Last week, the Senate Committee on Indian Affairs elected Murkowski as chair of the committee, a position she’s held before.

U.S. Sen. Ben Ray Luján, a Democrat from New Mexico, sent a letter to President Donald Trump late Friday signed by nine other senators asking the administration to halt the layoffs of IHS staff.

“Tribal Nations have a legal and political relationship with the United States, and the federal government has a fundamental obligation to fulfill its treaty and trust responsibilities to Tribal Nations – an obligation that includes providing services such as health care to Native communities,” the letter states.

“Abruptly terminating any IHS employees undermines this responsibility, and we urge you to halt the mass firing of any essential health care workers at IHS to preserve the Federal obligations to Tribes. “

The letter said cutting healthcare services will lead to worse outcomes for patients and ultimate cost the federal government more money.

“The federal government is already failing to meet its trust and treaty obligations to Tribal Nations, and further reductions in IHS’ workforce will severely impact the health and wellbeing of [American Indians/Alaska Natives] across the country,” it states. “Therefore, we strongly urge you to stop these firings and retain IHS probationary staff.”

The letter was signed by eight other Democratic senators: Kirsten Gillibrand of New York, Ruben Gallego and Mark Kelly of Arizona, Alex Padilla of California, Ron Wyden of Oregon, Martin Heinrich of New Mexico, Elizabeth Warren of Massachusetts, and Catherine Cortez Masto of Nevada.
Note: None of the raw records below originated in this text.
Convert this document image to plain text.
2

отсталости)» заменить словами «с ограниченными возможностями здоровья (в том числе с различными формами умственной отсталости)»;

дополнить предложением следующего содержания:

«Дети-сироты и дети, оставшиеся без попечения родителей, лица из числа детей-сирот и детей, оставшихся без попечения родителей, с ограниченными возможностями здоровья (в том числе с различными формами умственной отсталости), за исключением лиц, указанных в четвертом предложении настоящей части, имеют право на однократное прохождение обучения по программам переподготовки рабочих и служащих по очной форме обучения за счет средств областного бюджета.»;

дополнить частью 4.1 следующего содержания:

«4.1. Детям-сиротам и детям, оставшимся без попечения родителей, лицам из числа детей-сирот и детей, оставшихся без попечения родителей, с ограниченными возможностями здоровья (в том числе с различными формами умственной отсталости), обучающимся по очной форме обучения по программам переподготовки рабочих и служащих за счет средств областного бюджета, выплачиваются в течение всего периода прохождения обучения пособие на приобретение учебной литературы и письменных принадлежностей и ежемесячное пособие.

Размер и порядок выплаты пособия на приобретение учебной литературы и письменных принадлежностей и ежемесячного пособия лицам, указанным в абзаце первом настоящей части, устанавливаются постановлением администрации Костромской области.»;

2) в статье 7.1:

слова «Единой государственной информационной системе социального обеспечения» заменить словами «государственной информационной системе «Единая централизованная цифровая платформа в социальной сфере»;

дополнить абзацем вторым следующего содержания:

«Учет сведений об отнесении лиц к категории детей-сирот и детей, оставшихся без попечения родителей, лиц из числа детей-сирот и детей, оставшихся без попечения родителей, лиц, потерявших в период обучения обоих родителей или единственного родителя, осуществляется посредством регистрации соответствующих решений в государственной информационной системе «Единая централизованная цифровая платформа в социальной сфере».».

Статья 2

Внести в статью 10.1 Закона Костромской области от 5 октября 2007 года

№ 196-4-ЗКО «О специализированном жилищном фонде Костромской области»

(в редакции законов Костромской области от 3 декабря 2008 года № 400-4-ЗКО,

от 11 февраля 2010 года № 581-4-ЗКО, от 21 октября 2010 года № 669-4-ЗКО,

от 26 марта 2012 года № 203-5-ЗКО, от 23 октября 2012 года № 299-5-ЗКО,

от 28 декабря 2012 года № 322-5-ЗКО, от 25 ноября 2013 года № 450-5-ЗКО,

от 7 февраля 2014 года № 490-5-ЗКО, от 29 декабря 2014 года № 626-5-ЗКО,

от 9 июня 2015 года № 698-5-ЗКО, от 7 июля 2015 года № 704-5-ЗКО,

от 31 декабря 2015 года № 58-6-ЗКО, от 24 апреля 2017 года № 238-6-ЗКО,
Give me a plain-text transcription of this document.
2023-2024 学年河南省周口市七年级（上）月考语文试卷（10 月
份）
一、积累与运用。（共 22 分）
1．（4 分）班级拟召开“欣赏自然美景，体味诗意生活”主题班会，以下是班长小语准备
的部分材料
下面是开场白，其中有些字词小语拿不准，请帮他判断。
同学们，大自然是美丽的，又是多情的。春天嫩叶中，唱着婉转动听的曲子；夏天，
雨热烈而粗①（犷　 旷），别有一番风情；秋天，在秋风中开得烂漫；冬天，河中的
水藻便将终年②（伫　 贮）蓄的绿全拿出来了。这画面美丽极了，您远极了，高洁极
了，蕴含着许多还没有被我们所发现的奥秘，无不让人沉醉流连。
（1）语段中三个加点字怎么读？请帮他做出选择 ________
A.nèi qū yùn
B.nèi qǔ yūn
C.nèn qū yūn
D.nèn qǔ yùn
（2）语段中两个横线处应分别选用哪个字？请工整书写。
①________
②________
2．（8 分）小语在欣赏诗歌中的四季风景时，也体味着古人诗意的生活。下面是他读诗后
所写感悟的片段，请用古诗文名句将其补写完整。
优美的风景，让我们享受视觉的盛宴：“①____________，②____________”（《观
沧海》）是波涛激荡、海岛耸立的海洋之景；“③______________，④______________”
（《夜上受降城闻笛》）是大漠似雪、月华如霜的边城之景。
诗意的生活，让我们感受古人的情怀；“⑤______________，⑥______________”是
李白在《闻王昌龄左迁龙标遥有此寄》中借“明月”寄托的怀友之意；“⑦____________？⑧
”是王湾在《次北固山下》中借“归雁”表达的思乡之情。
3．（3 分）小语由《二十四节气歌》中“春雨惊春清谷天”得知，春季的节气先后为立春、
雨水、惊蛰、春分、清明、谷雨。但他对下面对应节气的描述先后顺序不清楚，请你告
U.S. Sen. Tina Smith of Minnesota, a member of the Democratic-Farmer-Labor Party, also signed the letter.

Tribal leaders, organizations, and Native people can get updates and resources on The Coalition Group website.

In addition to the Navajo Nation, 16 organizations signed the letter: Affiliated Tribes of Northwest Indians, American Indian Higher Education Consortium, California Tribal Chairpersons Association, Great Lakes Inter-Tribal Council, Great Plains Tribal Chairmans Association, Midwest Alliance of Sovereign Tribes, National American Indian Court Judges Association, National Association of Tribal Historic Preservation Officers, National Congress of American Indians, National Council of Urban Indian Health, National Indian Child Welfare Association, National Indian Education Association, National Indian Health Board, National Indigenous, Women’s Resource Center, Self-Governance Communication & Education Tribal Consortium, and United South and Eastern Tribes Sovereignty Protection Fund.

ICT’s Kevin Abourezk contributed to this report.